This is a common superficial skin infection which is very contagious and is seen mostly in children. It can be either blistering or non-blistering. It is most commonly caused by staphylococcal infection although streptococcus pyogenes is sometimes a cause. It is spread easily by direct contact. It is more common in warm climates with high humidity and is often associated with mild skin trauma. The bullous form of impetigo is caused by staph aureus, usually Phage II Type 71. This causes blistering. This most commonly occurs in young infants or neonates and may be associated with fever. It starts as a small blister particularly on the face, trunk or buttocks. The blister will slowly enlarge to rupture leaving shiny skin which then becomes eroded. There is often a surrounding scale. The non-blistering or non-bullous form, which makes up the majority of infections, is usually caused by staph aureus but occasionally strep pyogenes. This commonly occurs at sites of minor trauma to the skin such as insect bites, reactions, abrasions, cuts, and hand burns. It usually starts with small reddish patches measuring about 2-4mm. They evolve to form small pustules or tiny blisters. These become easily crusted with a typical yellow or honey crust. It spreads by direct extension. It is most commonly seen on the face around the nose, mouth and also the extremities. The diagnosis is usually clear by examination of the skin. If left untreated this may resolve itself.

Treatment: The application of topical antibiotics such as mupirocin cream or ointment (Bactroban) is very effective. Fusidic acid (Fucidin) is also used. If the infection is more extensive oral antibiotics such as Cloxacillin or Cephalexin are used as well as those in the erythromycin family.


This is a deeper form of impetigo. It occurs in the epidermis as well as in the dermis, producing a superficial ulcer that becomes secondarily crusted. It usually occurs secondary to trauma and is most commonly seen with poor hygiene. The lesions will often last for many weeks becoming essentially ulcerated and may even scar the skin. Secondary cellulitis and osteomyelitis are very uncommon developments.

Treatment: Oral antibiotics such as Cloxacillin or Keflex are often required


This is an infection in the hair follicles. It is inclined to be on surface of the opening of the pore or deeper in the tissue. This is most commonly caused by staphylococcus aureus. It is seen on the face, upper trunk, arms and on buttocks. Deeper involvement can produce large red papules and sometimes pustules.
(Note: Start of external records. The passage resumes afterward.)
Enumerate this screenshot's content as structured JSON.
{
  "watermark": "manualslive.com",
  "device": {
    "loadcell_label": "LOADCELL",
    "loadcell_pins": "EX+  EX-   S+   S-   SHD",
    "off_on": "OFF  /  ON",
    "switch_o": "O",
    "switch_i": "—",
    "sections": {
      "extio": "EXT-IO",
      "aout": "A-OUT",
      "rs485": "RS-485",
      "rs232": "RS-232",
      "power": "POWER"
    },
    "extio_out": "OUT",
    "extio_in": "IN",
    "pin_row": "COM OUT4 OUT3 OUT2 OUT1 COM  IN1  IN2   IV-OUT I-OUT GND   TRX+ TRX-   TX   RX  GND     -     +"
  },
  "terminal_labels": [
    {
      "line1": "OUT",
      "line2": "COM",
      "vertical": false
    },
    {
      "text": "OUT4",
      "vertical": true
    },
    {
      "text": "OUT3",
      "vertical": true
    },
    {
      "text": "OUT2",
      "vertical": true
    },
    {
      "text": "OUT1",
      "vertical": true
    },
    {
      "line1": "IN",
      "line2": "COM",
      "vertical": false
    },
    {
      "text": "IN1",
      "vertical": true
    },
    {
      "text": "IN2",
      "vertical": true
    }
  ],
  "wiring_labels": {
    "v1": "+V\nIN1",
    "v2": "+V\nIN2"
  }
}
Treatment: Topical antibiotics such as Bacitracin or mupirocin cream or ointment (Bactroban) or fusidic acid (Fucidin) can be used. Chronic staphylococcal carriage in the nose should be looked for and be treated with mupirocin cream or ointment (Bactroban).

Staphylococcal Scalded Skin Syndrome

This has also been called Ritter’s disease. This condition is caused by a toxin produced by staphylococcus and is similar to that producing bullous impetigo or the toxic shock syndrome. It is usually seen in young children. It is occasionally seen in adults who are immune suppressed or have renal failure. There are usually associated symptoms such as fatigue, fever and irritability. The skin is very tender. There may be associated runny nose and conjunctivitis. This often starts on the head but then spreads to involve much of the body. The skin develops redness and a wrinkling appearance over soft blisters. Within days these loosen the surface to leave moist open areas. This is followed by scaling and peeling off of the skin. Recovery usually occurs within about two weeks. It is interesting that swabs of the skin are negative for staph aureus. This bacteria can be identified often in the eyes and throat.

Treatment: If this condition is extensive hospitalization will be required and treatment with systemic antibiotics.

Toxic Shock Syndrome

This is caused by a toxin produced by staphylococcus. It was first observed in the late 1970’s. Most commonly it was seen in young women who were menstruating. It was also observed following surgical procedures. It is also associated with deep skin infections such as abscesses and post-partum. A source of entry can also be the site of infusion sites for insulin pumps. This starts suddenly with high fevers, diarrhea, headaches, sore throats and aches and pains. It progresses to a state of shock. Initially there is diffusa redness that starts on the trunk and spreads outwards. There is swelling on the palms and soles. The mouth and tongue become red as do the eyes. There is often general swelling of these areas. This is followed by peeling of skin particularly on the palms and soles after one to three weeks.

Treatment: Intensive care is required to support the blood pressure and the organs. Any source of infection such as tampons must be removed. Oral antibiotics are required.